Il 20 settembre ricorre la Breccia di Porta Pia (1870): la fine della Roma papalina e il riconoscimento, di lì a qualche mese, della città come capitale d’Italia. Quest’anno il 20 settembre sarà anche una scadenza meno destinata a entrare nella storia, ma causa di grattacapi: entro quella data dev’essere presentato il Piano strutturale di bilancio, ovvero il programma delle casse statali per i successivi 5 anni. Ed è tutto un piangere miseria, mancando i soldi per questo e per quello, fino al paradosso di paventare la detestata austerità per bilanci pubblici che continuano a essere in deficit, sicché tutto tranne che austeri.
Non è una condizione nuova e stupisce lo stupore addolorato di non pochi ministri che già furono ministri, sicché già avrebbero dovuto prender confidenza con i problemi di un Paese con un debito esagerato e che anche quest’anno spenderà più di quanto destina all’istruzione – avviandosi verso i 100 miliardi – per pagare gli interessi a chi quei soldi presta e continua a prestare. C’è un’altra cosa che inquieta: fra i fondi di Next Generation Eu (che alimentano il Pnrr) e altri fondi europei ci sono più di 200 miliardi da spendere, dotazione di cui risulta già speso all’incirca soltanto il 25%. E la cosa singolare è che quella massa di quattrini, in parte a fondo perduto e per l’altra parte prestati a un tasso d’interesse inferiore a quello che paghiamo sul mercato, rischia di restare sospesa per l’incapacità di utilizzarla. Come fa a piangere miseria chi ha le casse piene di quei soldi?
Ci riesce perché la spesa in cui si è specializzati è quella corrente, mentre i quattrini dei fondi europei sono destinati agli investimenti. E lamentare che non ci sono abbastanza soldi per chiudere in modo soddisfacente i progetti di bilancio è come dire che la spesa pubblica italiana è fatta pressoché interamente di spesa corrente. È quello il problema, non la penuria. Ma è anche quello l’aspetto sconfortante della politica italiana, perché nell’alternarsi di governi con diversa colorazione si è costantemente ceduto alla spesa corrente. Gli spendaroli hanno sempre avuto la maggioranza assoluta dei voti e, conseguentemente, degli eletti. Se poi si tratta di progettare il futuro, programmare investimenti, avere procedure di decisione e di controllo, dovere rendicontare la spesa di soldi che sono garantiti da tutti i contribuenti europei, allora casca l’asino. Capacissimo peraltro di piangere come un coccodrillo.

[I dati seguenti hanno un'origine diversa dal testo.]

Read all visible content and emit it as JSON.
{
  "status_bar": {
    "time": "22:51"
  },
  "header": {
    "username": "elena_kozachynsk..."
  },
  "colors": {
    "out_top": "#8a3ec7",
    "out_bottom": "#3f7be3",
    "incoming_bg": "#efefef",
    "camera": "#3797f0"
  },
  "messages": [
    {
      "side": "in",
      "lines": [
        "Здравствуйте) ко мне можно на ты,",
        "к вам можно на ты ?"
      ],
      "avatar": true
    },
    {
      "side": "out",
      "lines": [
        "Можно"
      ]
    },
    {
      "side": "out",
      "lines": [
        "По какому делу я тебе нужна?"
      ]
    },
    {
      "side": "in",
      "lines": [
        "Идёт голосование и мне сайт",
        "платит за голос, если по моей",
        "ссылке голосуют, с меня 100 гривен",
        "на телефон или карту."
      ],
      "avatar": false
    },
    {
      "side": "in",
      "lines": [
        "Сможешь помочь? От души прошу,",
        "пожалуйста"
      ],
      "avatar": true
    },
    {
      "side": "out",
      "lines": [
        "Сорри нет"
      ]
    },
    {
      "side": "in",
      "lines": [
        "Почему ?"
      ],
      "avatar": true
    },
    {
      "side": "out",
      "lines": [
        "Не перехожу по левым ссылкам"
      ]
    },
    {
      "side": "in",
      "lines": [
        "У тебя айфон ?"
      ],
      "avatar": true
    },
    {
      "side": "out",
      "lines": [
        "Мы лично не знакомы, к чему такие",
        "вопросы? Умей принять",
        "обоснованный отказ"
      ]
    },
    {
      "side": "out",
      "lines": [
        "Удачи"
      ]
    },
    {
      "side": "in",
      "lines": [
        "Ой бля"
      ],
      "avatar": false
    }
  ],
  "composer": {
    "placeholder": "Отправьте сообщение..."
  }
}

Uno dei problemi che il governo si trova difronte consiste nel rifinanziare provvedimenti e sconti fiscali che furono decisi e finanziati per uno o due anni. Quel tipo di spesa non innesca alcun effetto virtuoso, proprio perché temporaneo. Se so che ho uno sconto fiscale per quest’anno non programmo a mia volta spese pluriennali, perché non è detto lo abbia anche l’anno prossimo. Se ho un taglio temporaneo del cuneo fiscale non ne faccio un pilastro di programmazione aziendale, perché poi magari sparisce. In questo momento le agevolazioni fiscali attive sono 624. Non c’è fiscalista (forse neanche governante) che le conosca tutte. Ma se ne tocco una sola suscito la reazione di quanti se ne giovano. Una giungla intricata e in gran parte sterile. Ma nessuno ha il coraggio di disboscarla. Siccome poi i conti non possono sballare più di tanto, ecco che convivono la voglia di dare sgravi e il bisogno di mettere aggravi. Difatti tutti promettono meno pressione fiscale e quella cresce per i fatti suoi, ma senza una linea che abbia un senso politico, una visione della fiscalità.
Nel nuovo Patto di stabilità i piani strutturali servono a cercare di dare un senso coerente e costante al disegno di bilancio. Se ne dovrebbe preoccupare l’opposizione, perché gli impegni che prende il governo di oggi valgono anche per l’Italia di domani. Invece se ne preoccupa il governo, che ha oggi il potere di fare quel che non vorrebbe fare mai. Piuttosto che fare si preferisce mostrare e rinviare, contando che siano altri a dovere rendicontare.